Lingkungan

Harapan Warga Terdampak Kebakaran Hutan Gambut

Kamis, 11 April 2019 | 08:00 WIB

Siak,  NU Online
Kebakaran  hutan yang terjadi 4 tahun lalu (2015) di Provinsi Riau, sungguh mengerikan. Tidak hanya menghanguskan ribuan hektar lahan gambut, tapi juga menelan sejumlah korban jiwa. Warga sekitar, terserang sesak nafas dan tidak dapat beraktifitas akibat asap tebal yang menyelimuti udara. Apalagi asap itu membuat perih di mata. 

Kendati puncak kebakaran terjadi di Kabupaten Kepulauan Meranti dan Kota Dumai,  namun tidak sedikit masyarakat Kabupaten Siak yang juga terpapar dampak buruk dari kebakaran itu. 

Salah satunya adalah Marwati.  Wanita berusia 37 tahun asal Dusun Jatimulya, Desa Jatibaru Kabupaten Siak ini merasakan langsung dampak kebakaran di wilayah itu.  Menurutnya, selama hampir 6 bulan dirinya tidak beraktifitas karena takut menghirup gas beracun yang mengudara di lingkungannya.  Anak-anaknya juga diliburkan dari sekolah selama lima bulan. Karena trauma, iapun pernah berpikir untuk pindah tempat tinggal guna menghindari bahaya dari kebakaran. 

"Iya Mas ini sangat sedih,  kita tidak bisa ngapa-ngapain.  Kita cuma bisa pasrah sambil berdoa sama Yang Kuasa," ujarnya saat ditemui NU Online di kediamannya di Jatimulya, Siak, Rabu  (10/4). 

Marwati  berharap agar pemerintah tidak lalai sedikitpun untuk berusaha menjaga lahan gambut agar tidak terbakar guna keselamatan lingkungan dan jutaan manusia.  Yang paling ditakutkan, katanya, adalah gas beracun  yang keluar dari gambut yang terbakar, konon sangat membahayakan  kesehatan manusia. 

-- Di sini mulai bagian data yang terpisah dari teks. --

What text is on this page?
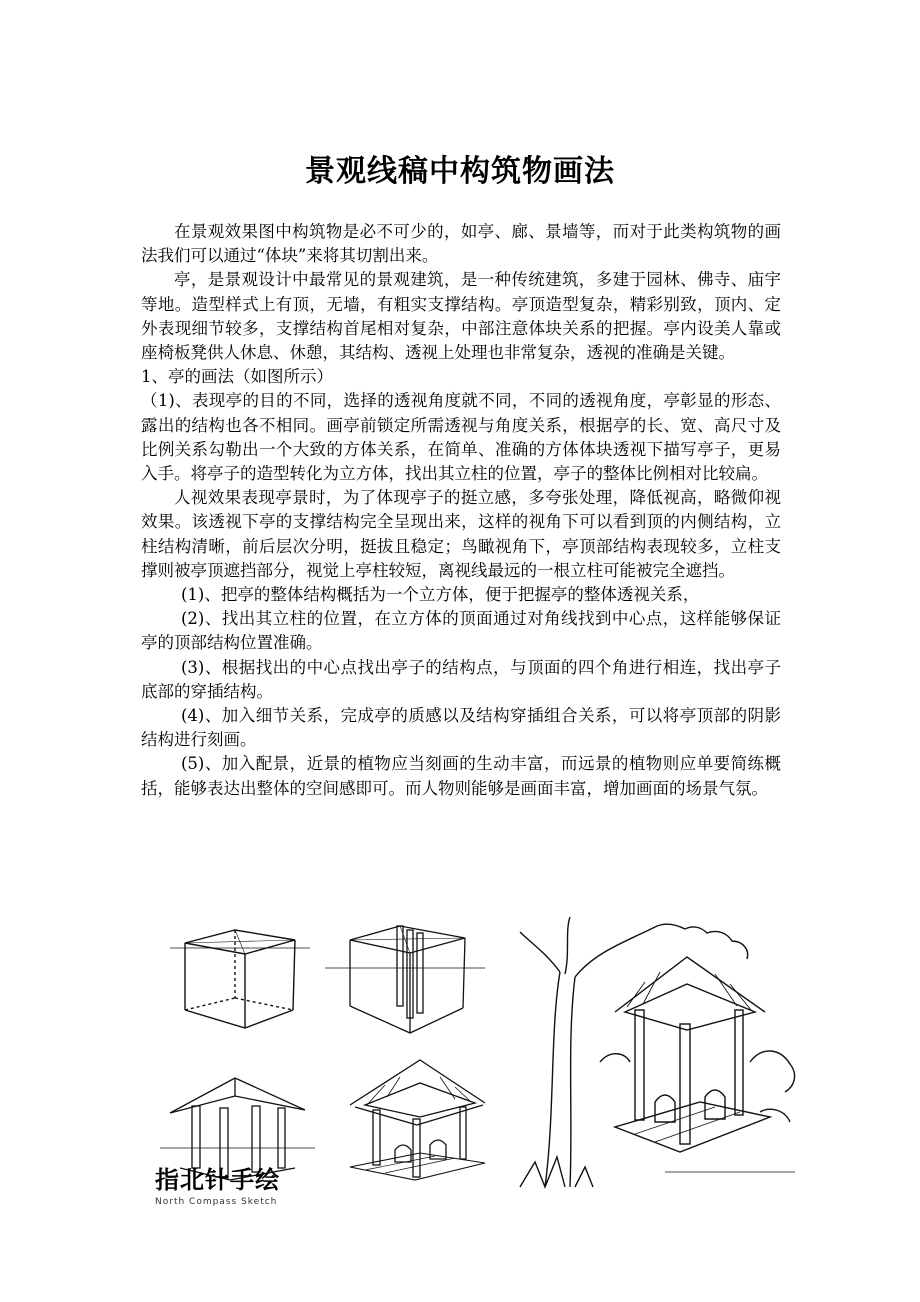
景观线稿中构筑物画法

在景观效果图中构筑物是必不可少的，如亭、廊、景墙等，而对于此类构筑物的画法我们可以通过“体块”来将其切割出来。

亭，是景观设计中最常见的景观建筑，是一种传统建筑，多建于园林、佛寺、庙宇等地。造型样式上有顶，无墙，有粗实支撑结构。亭顶造型复杂，精彩别致，顶内、定外表现细节较多，支撑结构首尾相对复杂，中部注意体块关系的把握。亭内设美人靠或座椅板凳供人休息、休憩，其结构、透视上处理也非常复杂，透视的准确是关键。

1、亭的画法（如图所示）

（1)、表现亭的目的不同，选择的透视角度就不同，不同的透视角度，亭彰显的形态、露出的结构也各不相同。画亭前锁定所需透视与角度关系，根据亭的长、宽、高尺寸及比例关系勾勒出一个大致的方体关系，在简单、准确的方体体块透视下描写亭子，更易入手。将亭子的造型转化为立方体，找出其立柱的位置，亭子的整体比例相对比较扁。

人视效果表现亭景时，为了体现亭子的挺立感，多夸张处理，降低视高，略微仰视效果。该透视下亭的支撑结构完全呈现出来，这样的视角下可以看到顶的内侧结构，立柱结构清晰，前后层次分明，挺拔且稳定；鸟瞰视角下，亭顶部结构表现较多，立柱支撑则被亭顶遮挡部分，视觉上亭柱较短，离视线最远的一根立柱可能被完全遮挡。

(1)、把亭的整体结构概括为一个立方体，便于把握亭的整体透视关系，

(2)、找出其立柱的位置，在立方体的顶面通过对角线找到中心点，这样能够保证亭的顶部结构位置准确。

(3)、根据找出的中心点找出亭子的结构点，与顶面的四个角进行相连，找出亭子底部的穿插结构。

(4)、加入细节关系，完成亭的质感以及结构穿插组合关系，可以将亭顶部的阴影结构进行刻画。

(5)、加入配景，近景的植物应当刻画的生动丰富，而远景的植物则应单要简练概括，能够表达出整体的空间感即可。而人物则能够是画面丰富，增加画面的场景气氛。

指北针手绘
North Compass Sketch
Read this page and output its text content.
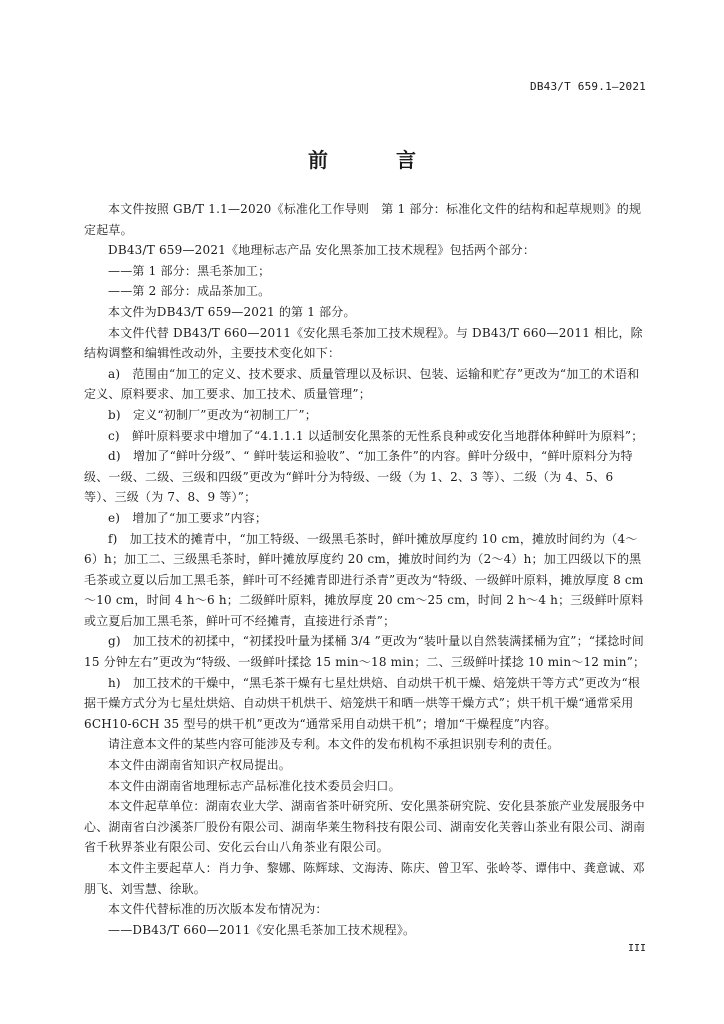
DB43/T 659.1—2021
前　言

本文件按照 GB/T 1.1—2020《标准化工作导则　第 1 部分：标准化文件的结构和起草规则》的规定起草。

DB43/T 659—2021《地理标志产品 安化黑茶加工技术规程》包括两个部分：

——第 1 部分：黑毛茶加工；

——第 2 部分：成品茶加工。

本文件为DB43/T 659—2021 的第 1 部分。

本文件代替 DB43/T 660—2011《安化黑毛茶加工技术规程》。与 DB43/T 660—2011 相比，除结构调整和编辑性改动外，主要技术变化如下：

a)　范围由“加工的定义、技术要求、质量管理以及标识、包装、运输和贮存”更改为“加工的术语和定义、原料要求、加工要求、加工技术、质量管理”；

b)　定义“初制厂”更改为“初制工厂”；

c)　鲜叶原料要求中增加了“4.1.1.1 以适制安化黑茶的无性系良种或安化当地群体种鲜叶为原料”；

d)　增加了“鲜叶分级”、“ 鲜叶装运和验收”、“加工条件”的内容。鲜叶分级中，“鲜叶原料分为特级、一级、二级、三级和四级”更改为“鲜叶分为特级、一级（为 1、2、3 等）、二级（为 4、5、6 等）、三级（为 7、8、9 等）”；

e)　增加了“加工要求”内容；

f)　加工技术的摊青中，“加工特级、一级黑毛茶时，鲜叶摊放厚度约 10 cm，摊放时间约为（4～6）h；加工二、三级黑毛茶时，鲜叶摊放厚度约 20 cm，摊放时间约为（2～4）h；加工四级以下的黑毛茶或立夏以后加工黑毛茶，鲜叶可不经摊青即进行杀青”更改为“特级、一级鲜叶原料，摊放厚度 8 cm～10 cm，时间 4 h～6 h；二级鲜叶原料，摊放厚度 20 cm～25 cm，时间 2 h～4 h；三级鲜叶原料或立夏后加工黑毛茶，鲜叶可不经摊青，直接进行杀青”；

g)　加工技术的初揉中，“初揉投叶量为揉桶 3/4 ”更改为“装叶量以自然装满揉桶为宜”；“揉捻时间 15 分钟左右”更改为“特级、一级鲜叶揉捻 15 min～18 min；二、三级鲜叶揉捻 10 min～12 min”；

h)　加工技术的干燥中，“黑毛茶干燥有七星灶烘焙、自动烘干机干燥、焙笼烘干等方式”更改为“根据干燥方式分为七星灶烘焙、自动烘干机烘干、焙笼烘干和晒一烘等干燥方式”；烘干机干燥“通常采用 6CH10-6CH 35 型号的烘干机”更改为“通常采用自动烘干机”；增加“干燥程度”内容。

请注意本文件的某些内容可能涉及专利。本文件的发布机构不承担识别专利的责任。

本文件由湖南省知识产权局提出。

本文件由湖南省地理标志产品标准化技术委员会归口。

本文件起草单位：湖南农业大学、湖南省茶叶研究所、安化黑茶研究院、安化县茶旅产业发展服务中心、湖南省白沙溪茶厂股份有限公司、湖南华莱生物科技有限公司、湖南安化芙蓉山茶业有限公司、湖南省千秋界茶业有限公司、安化云台山八角茶业有限公司。

本文件主要起草人：肖力争、黎娜、陈辉球、文海涛、陈庆、曾卫军、张岭苓、谭伟中、龚意诚、邓朋飞、刘雪慧、徐耿。

本文件代替标准的历次版本发布情况为：

——DB43/T 660—2011《安化黑毛茶加工技术规程》。

III
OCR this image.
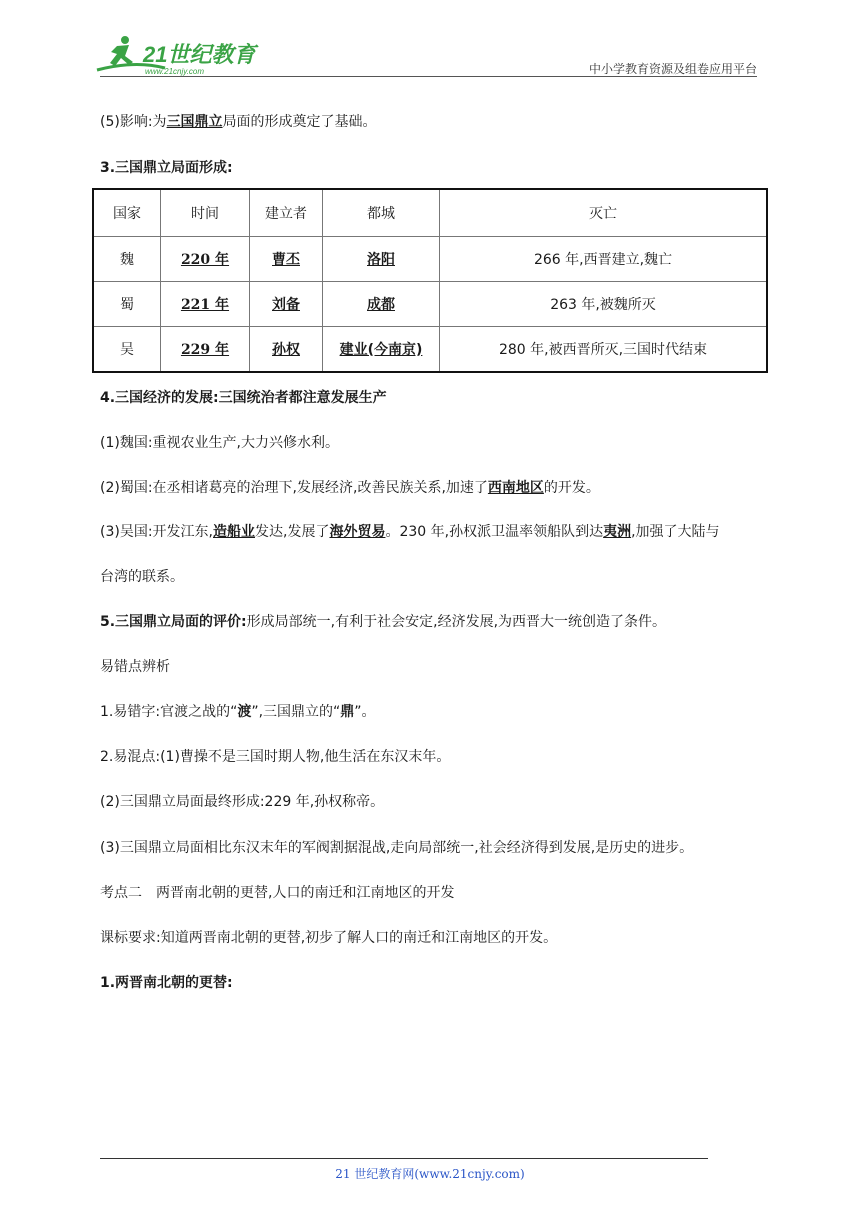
21世纪教育
www.21cnjy.com	中小学教育资源及组卷应用平台
(5)影响:为三国鼎立局面的形成奠定了基础。
3.三国鼎立局面形成:
国家	时间	建立者	都城	灭亡
魏	220 年	曹丕	洛阳	266 年,西晋建立,魏亡
蜀	221 年	刘备	成都	263 年,被魏所灭
吴	229 年	孙权	建业(今南京)	280 年,被西晋所灭,三国时代结束
4.三国经济的发展:三国统治者都注意发展生产
(1)魏国:重视农业生产,大力兴修水利。
(2)蜀国:在丞相诸葛亮的治理下,发展经济,改善民族关系,加速了西南地区的开发。
(3)吴国:开发江东,造船业发达,发展了海外贸易。230 年,孙权派卫温率领船队到达夷洲,加强了大陆与
台湾的联系。
5.三国鼎立局面的评价:形成局部统一,有利于社会安定,经济发展,为西晋大一统创造了条件。
易错点辨析
1.易错字:官渡之战的“渡”,三国鼎立的“鼎”。
2.易混点:(1)曹操不是三国时期人物,他生活在东汉末年。
(2)三国鼎立局面最终形成:229 年,孙权称帝。
(3)三国鼎立局面相比东汉末年的军阀割据混战,走向局部统一,社会经济得到发展,是历史的进步。
考点二　两晋南北朝的更替,人口的南迁和江南地区的开发
课标要求:知道两晋南北朝的更替,初步了解人口的南迁和江南地区的开发。
1.两晋南北朝的更替:
21 世纪教育网(www.21cnjy.com)
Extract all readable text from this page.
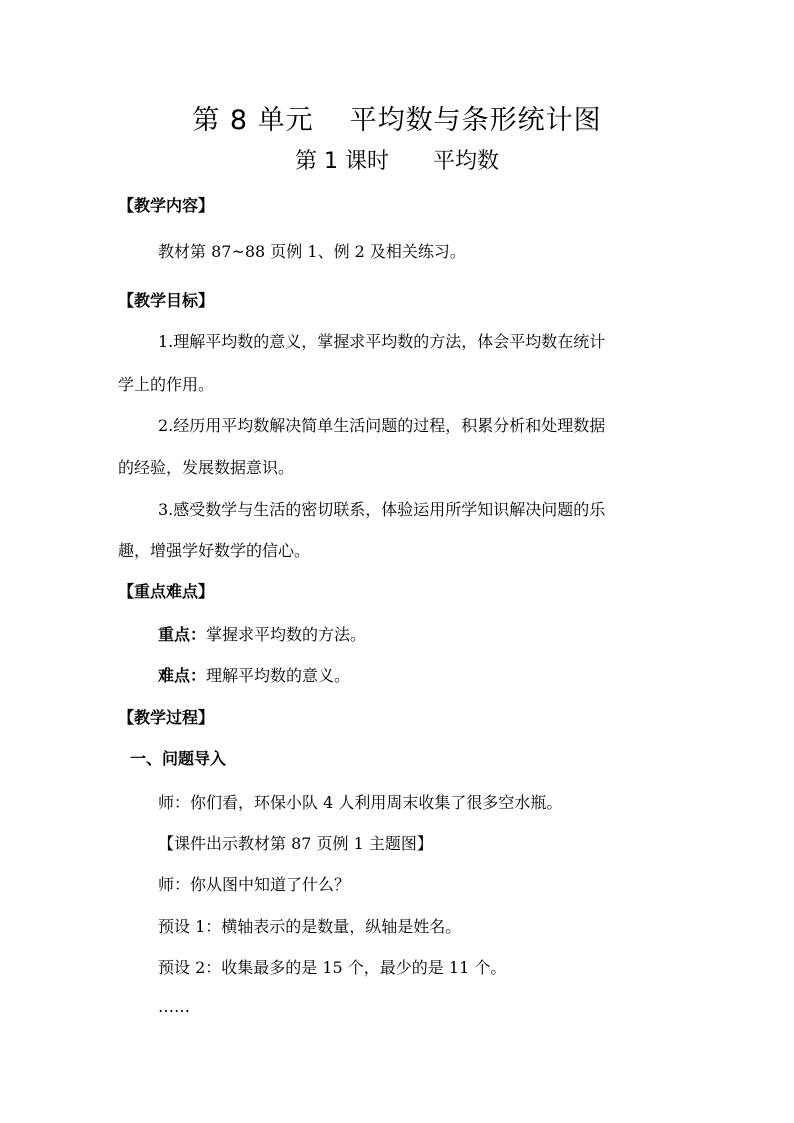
第 8 单元 平均数与条形统计图
第 1 课时 平均数
【教学内容】
教材第 87~88 页例 1、例 2 及相关练习。
【教学目标】
1.理解平均数的意义，掌握求平均数的方法，体会平均数在统计
学上的作用。
2.经历用平均数解决简单生活问题的过程，积累分析和处理数据
的经验，发展数据意识。
3.感受数学与生活的密切联系，体验运用所学知识解决问题的乐
趣，增强学好数学的信心。
【重点难点】
重点：掌握求平均数的方法。
难点：理解平均数的意义。
【教学过程】
一、问题导入
师：你们看，环保小队 4 人利用周末收集了很多空水瓶。
【课件出示教材第 87 页例 1 主题图】
师：你从图中知道了什么？
预设 1：横轴表示的是数量，纵轴是姓名。
预设 2：收集最多的是 15 个，最少的是 11 个。
……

"Kami juga diingatkan terus.  Tapi ya bagaimana,  kita sedih dan bosan jika tidak ada aktifitas seperti biasa, " tuturnya.
Iapun bertekad akan terus berupaya untuk mengajak masyarakat agar menajga lingkungan sehingga tidak terjadi lagi kebakaran hutan di kawasan gambut. 

Harapan Marwati mendapat respon dari Ketua Badan Restorasi Gambut Republik Indonesia (BRG RI), Nazir Foead. Menuruttnya, pemerntah (BRG) pasti melakukan yang terbaik untuk menyelamatkan dan mengelola gambut. Namun masyarakat tidak bisa menyandarkan sepenuhnya soal keamanan gambut kepada pemerintah. 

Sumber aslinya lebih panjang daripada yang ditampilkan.